Published Date Written by Gail OberLACONIA – Area police departments are reporting a spike in the number of concealed pistol permit requests while local guns sellers are also reporting an increase in weapons purchases.
Laconia Police Chief Chris Adams said his department traditionally gets about six or seven new or renewal requests monthly, however, he said, the average since the Newtown massacre has risen to between 16 to 21 monthly.
Belmont Police Chief Mark Lewandowski said he has also seen a marked increase as have police in Tilton and Gilford.
Although the RSA 159:3 provides that the mayor of a city, selectmen of a town, the sheriff of an unincorporated place or of a county who has a town without a police chief, can designate a particular person to issues licenses, locally all police chiefs assume that responsibility.
Lewandowski and Adams both said they personally review each application and sign it or decline it. Each chief also said about 98 percent of the people who apply are approved and, for the most part, the applications are routine.
New Hampshire state law also prevents the disclosure of the names of applicants and the holders of concealed carry permits, except for law enforcement while performing official duties.
Adams said he thinks the recent surge in Laconia stems from Newtown and, in some part, fear that federal lawmakers may try to restrict firearms sales and concealed carry laws. "We are seeing an increase in first-timers," he said.
Gilford, Tilton, Belmont and Laconia say the average increase of permits so far this year is about three-times for the same period last year.
In New Hampshire, which has some of the more relaxed gun laws in the county, a permit is only required to carry a concealed weapon. The cost is $10 while the fees for out-of-state residents is $100.
Adams said part of the process requires a background check and people with histories of domestic violence are not allowed to carry concealed weapons. Convicted felons are not allowed to own any weapons of any kinds.
Bob Gillespie, the owner of Belmont Fire Arms and Range, said he has seen a increase in all kinds of firearms sales.
He said his impression was that as soon as people learned about the Newtown tragedy they felt President Obama would seek to restrict gun purchases.
"I actually expected a flurry of activity after the (November) election but didn't see one," he said.

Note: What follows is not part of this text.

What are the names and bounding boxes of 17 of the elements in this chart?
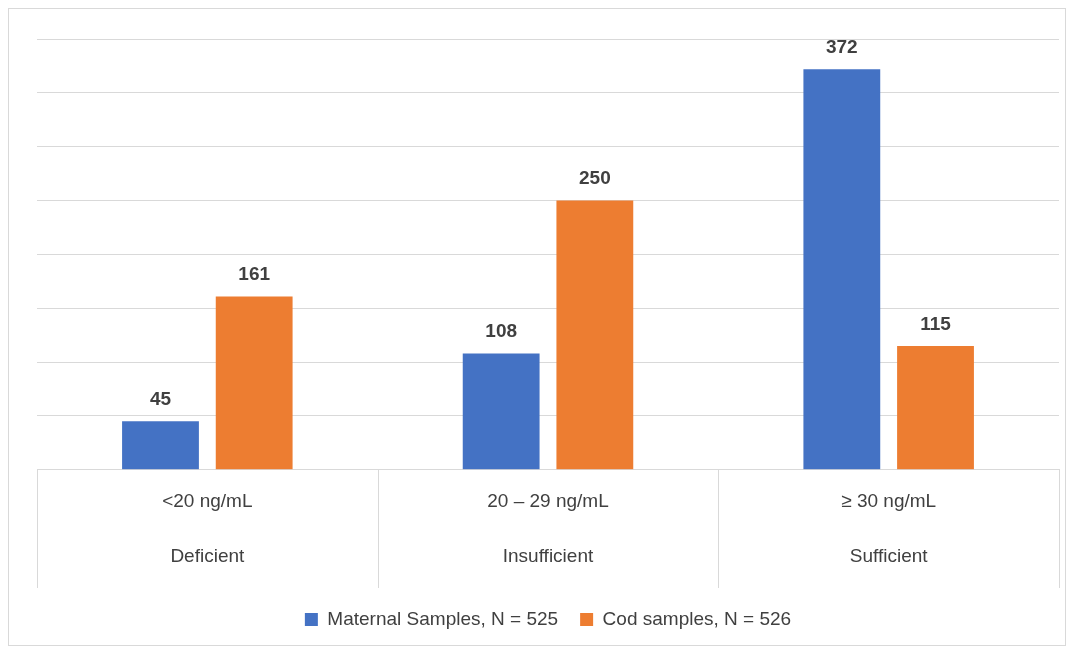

Gillespie said he was shocked and saddened by the Newtown shooting and removed all his television advertising during the weeks following the shooting to show some respect for the victims and their families.
He also said that while he has seen an increase in the number of military-type, so-called assault weapons, he has also seen an increase in traditional hunting weapons and shotguns.
Gillespie rents weapons at his range and said most people rent hand guns and hunting rifles.
He said he has also seen an increase in gun sales to women, a trend he said began after the machete murder of Kimberly Cates and the maiming of her daughter Jaime in Mont Vernon in 2009.
"Many people have a real fear of home invasion," Gillespie said.
He also said enrollment in his gun safely classes "is over the top," something he finds encouraging.
"I highly recommend first-time gun owners take some kind of training classes," he said. He also said taking gun safety classes, whether with him or some of New Hampshire's many ranges and gun clubs can also help a first-time gun owner decide which weapon is best for him or her.